Berg Sans Nipple Form Of...

(Prohibited Records) Rating - 9/10

It's become a bit of a fetish, this 'influenced by' thing. As if it actually informed the listening experience by a scintilla to be reminded that The Memory of Brianna's Baguette was influenced by One Day in Denton who in turn were influenced by Crosby Bling who ... and so on back to the original anonymous nose-flautist of Olduvai Gorge. Well - it helps, I suppose, a little bit, in the sense that understanding how a spider spins its web helps contribute to the sense of awe at the construction of something that, if you or I tried, would end up one diabolical mess. Like trying to type with gloves on.

But, of course, it's fun. So if, for instance, I were to say that, between them, Shane Aspegren and Lori Sean Berg, the presiding geniuses of Berg Sans Nipple, have something in them of Stevie Wonder, Charles Mingus, Wu Tang Clan, Oval, Tortoise, and Four Tet, would that help at all? Didn't think so.

What is important, I think, is to recognise that both of them have come from a solid background as working drummers - Aspegren with Lullaby For the Working Class, amongst others, Berg with Purr - and that, in support of a magical melodic momentum that feeds the aural appetite like a dish of profiteroles - more! always and forever more! - is a set of astonishingly rich and varied beats, both live and electronic, employing only the crême de la crême of the rhythmic repertoire, from steel drums to flamenco palmas. And Aspegren's 1922 drumkit fed through his broken Traynor - used oh-so-sparingly (sure sign of mastery) - makes for one mother of a foot-tapper. So, when they do go for the full-on thrash - as in Croon, for instance - they can make it rock like a two-man distillation of Stomp and the Kodo drummers. *phew*

The Berg is a Franco-American partnership - Aspegren's from Lincoln, Nebraska, Berg's from Paris - although I'm wary of reading any clichés about transatlantic hybridity into that. They do kind of play with it, though, in a way that makes you smile a bit as you're listening. Track four, for instance - Blvd. des Souvenirs - is split into two parts - the first a rambling accordion/melodica chanson, a veritable promenade amongst the boîtes of the rive gauche, set against some très maintenant blips and beats, modulating into an upbeat segué that moves way, way beyond the Seine, crunching a huge sweet mix of counterpointing trumpets and other, utterly transcendent smoking mirror sounds against a Beaufort nine storm whipped up from that eighty-year-old drumkit, as if summoning from it all the embedded sound and fury and blood, sweat and tears of the twentieth fucking century, and feeding on top of that (more! always and forever more!) an intermittent and supremely unnerving metal-on-metal ring - like a metal bar just touching a gargantuan, superbly dangerous, rapidly revolving saw-blade. (And no, it doesn't matter one iota that Plaid and Ez3kiel use a similar sound in Abla Eedio and Kika - simultaneous emergence is just one of those creative mysteries that seem to make the world go round - no more explicable than morphic resonance in flocks of birds or schools of fish.) Amazing experience. Like walking through a door marked 'Sortie' into the moment of the KT boundary event impact.

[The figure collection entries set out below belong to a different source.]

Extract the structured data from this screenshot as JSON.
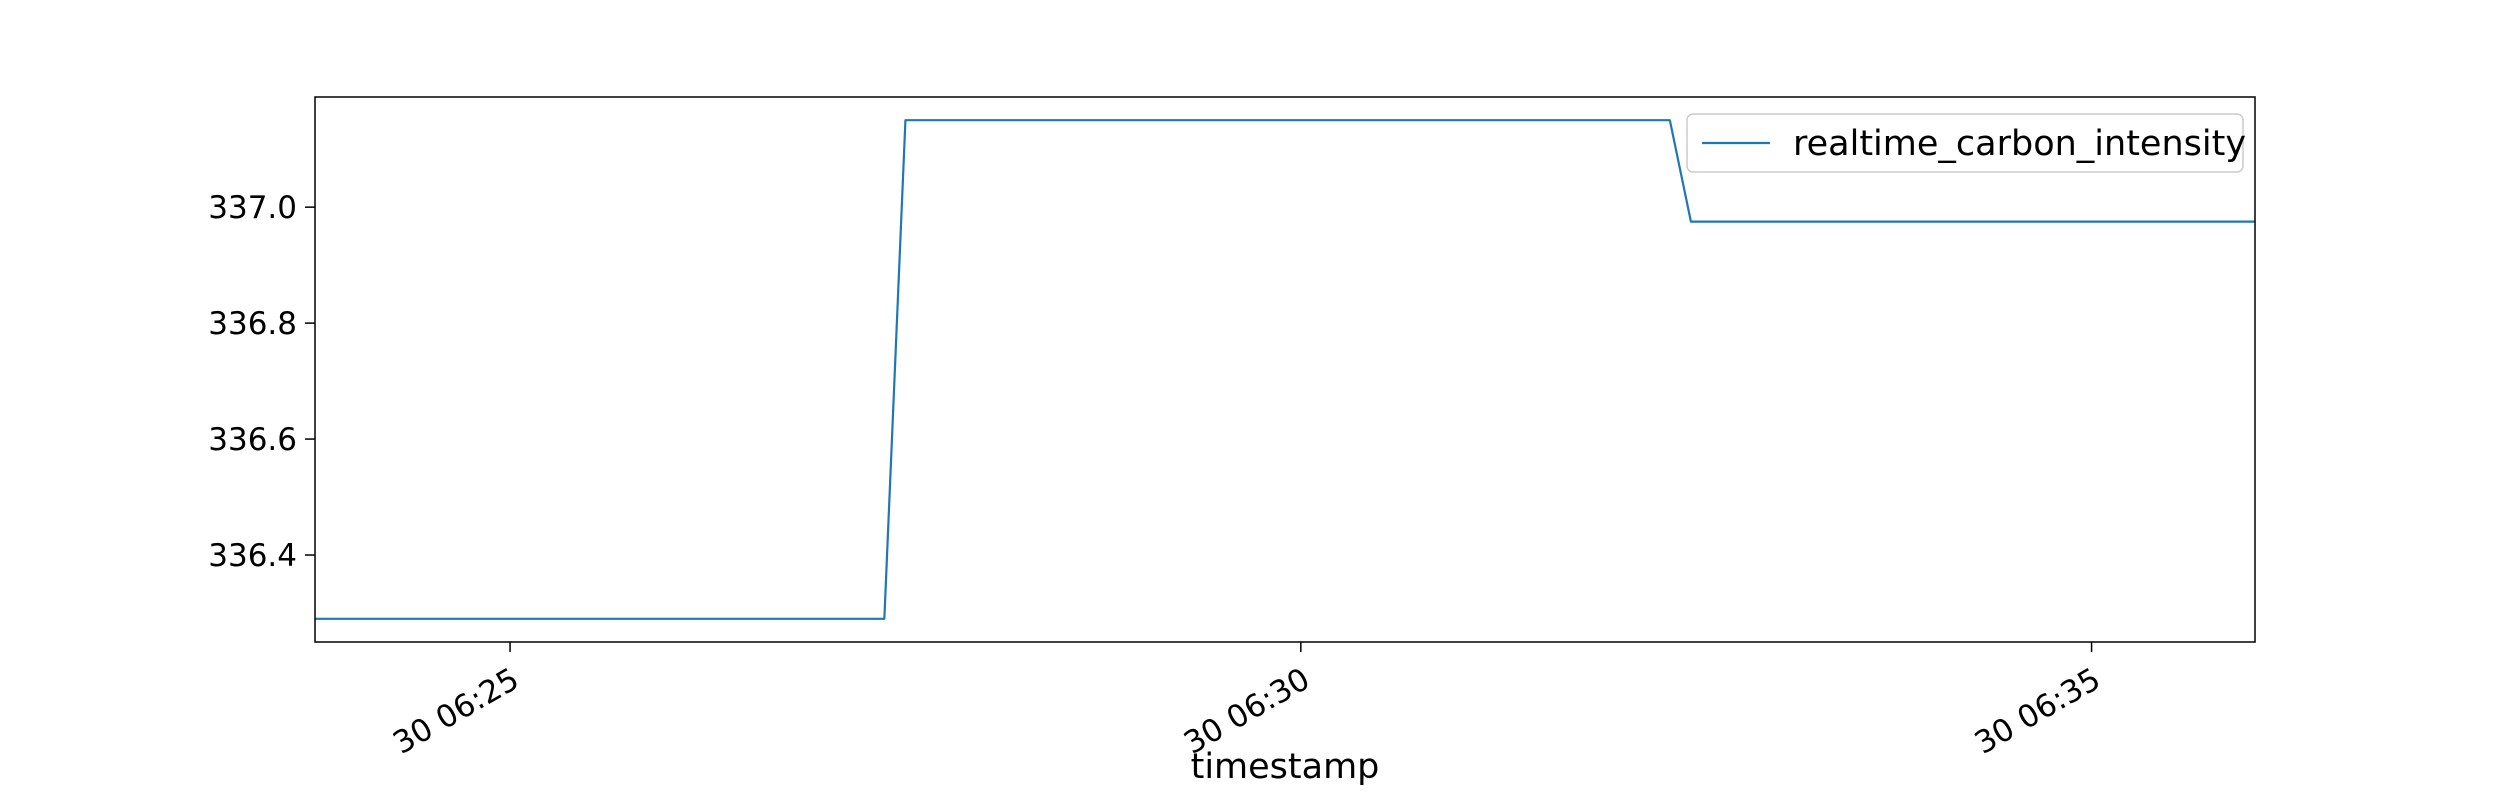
{
  "chart_data": {
    "type": "line",
    "title": "",
    "xlabel": "timestamp",
    "ylabel": "",
    "x_type": "time",
    "xlim": [
      "06:23:46",
      "06:36:02"
    ],
    "ylim": [
      336.25,
      337.19
    ],
    "x_ticks": [
      {
        "time": "06:25:00",
        "label": "30 06:25"
      },
      {
        "time": "06:30:00",
        "label": "30 06:30"
      },
      {
        "time": "06:35:00",
        "label": "30 06:35"
      }
    ],
    "y_ticks": [
      {
        "value": 336.4,
        "label": "336.4"
      },
      {
        "value": 336.6,
        "label": "336.6"
      },
      {
        "value": 336.8,
        "label": "336.8"
      },
      {
        "value": 337.0,
        "label": "337.0"
      }
    ],
    "grid": false,
    "legend": {
      "position": "top-right"
    },
    "series": [
      {
        "name": "realtime_carbon_intensity",
        "color": "#1f77b4",
        "points": [
          {
            "x": "06:23:46",
            "y": 336.29
          },
          {
            "x": "06:27:22",
            "y": 336.29
          },
          {
            "x": "06:27:30",
            "y": 337.15
          },
          {
            "x": "06:32:20",
            "y": 337.15
          },
          {
            "x": "06:32:28",
            "y": 336.975
          },
          {
            "x": "06:36:02",
            "y": 336.975
          }
        ]
      }
    ]
  }
}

Plus they've acquired the coolest set of collaborators this side of tomorrow: Ohad Benchetrit and Justin Small of that rising star of the Constellation label, Do Make Say Think, on guitar and keyboard; Maria Taylor (whose voice, with her group Azure Ray, supplied the only consolatory moment in Moby's miserable 18) on the exquisite Dilate in Rhythm - which opens with The Snowman arm in arm with The Gasman at a Warp Records soireé and closes with, well, total dilation; and the Whitbread-nominated novelist Luke Sutherland (of Long Fin Killie and Bows as well as being a long-time Mogwai violinist) reading his own haunting, enigmatic, Little-Prince-Loses-It story as foreground to the first part of the stupendous finale - We Try to Resist But We Are Full Of Merde.

As debut albums go, Form Of... is about as good as it gets. Part of me hopes - seriously - that they never make another. If Berg Sans Nipple were to decide to split now, I guarantee this album would become the kind of cult classic that usually only emerges out of tragedy - like Grace - within a year. On the other hand, you can never get enough of profiteroles, can you?